Here's the python code that I'm using to query the solr index:

import pysolr
from encoder import Encoder
from sentence_transformers import SentenceTransformer
import pprint

pp = pprint.PrettyPrinter(indent=4, width=100)

solr = pysolr.Solr('http://localhost:8983/solr/docindex')
model = SentenceTransformer('BAAI/bge-small-en-v1.5')
document = '''Three blind mice. Three blind mice.
See how they run. See how they run.
They all ran after the farmer's wife,
Who cut off their tails with a carving knife.
Did you ever see such a sight in your life
As three blind mice?'''
embedding = model.encode(document, normalize_embeddings=True, convert_to_numpy=True)

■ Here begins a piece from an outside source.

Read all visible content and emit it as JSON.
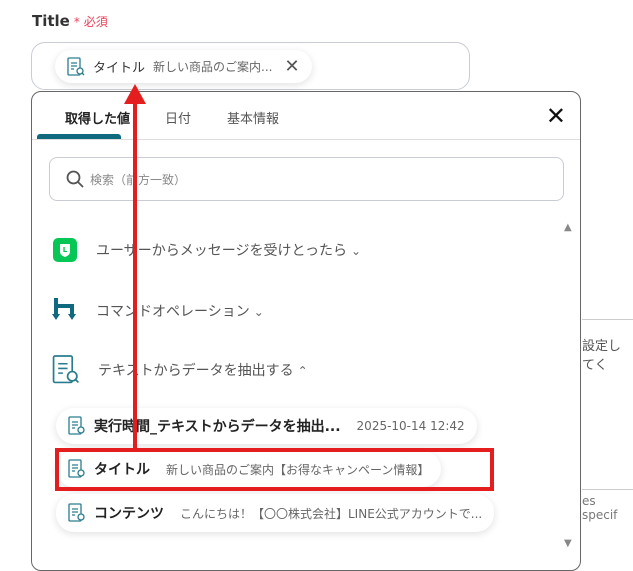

solr_response=solr.search(
                    q=r'{!knn f=bge_small_vector topK=10}[' + ",".join([f'{a:.12f}' for a in embedding]) + ']',
                    rows=10,
                    start=0,
                    debugQuery="true",
                    wt='json')

for item in solr_response:
   pp.pprint(item)

pp.pprint(solr_response.debug)

The only reference to distance I can find is in the debug response and it is not specific to any document:

{   'QParser': 'KnnQParser',
    'explain': {'': '\n**0.81944466 = within top 10**\n'},
    'parsedquery': 'KnnVectorQuery(KnnVectorQuery:bge_small_vector[-0.02721269,...][10])',
    'parsedquery_toString': 'KnnVectorQuery:bge_small_vector[-0.02721269,...][10]',
    ...
}

Does anyone know how to get solr to return the distance for each document in a DenseVectorField query?

1

There are 1 answers

0
fakecoder On

From the paper at https://opensearch.org/docs/latest/search-plugins/knn/approximate-knn/, it shows the method of converting distances to scores in OpenSearch. I just tested the L2 distance score = 1 / (1 + distance), so distance = (1 / score) - 1. For Euclidean Distance, you may need to take the square root of the result.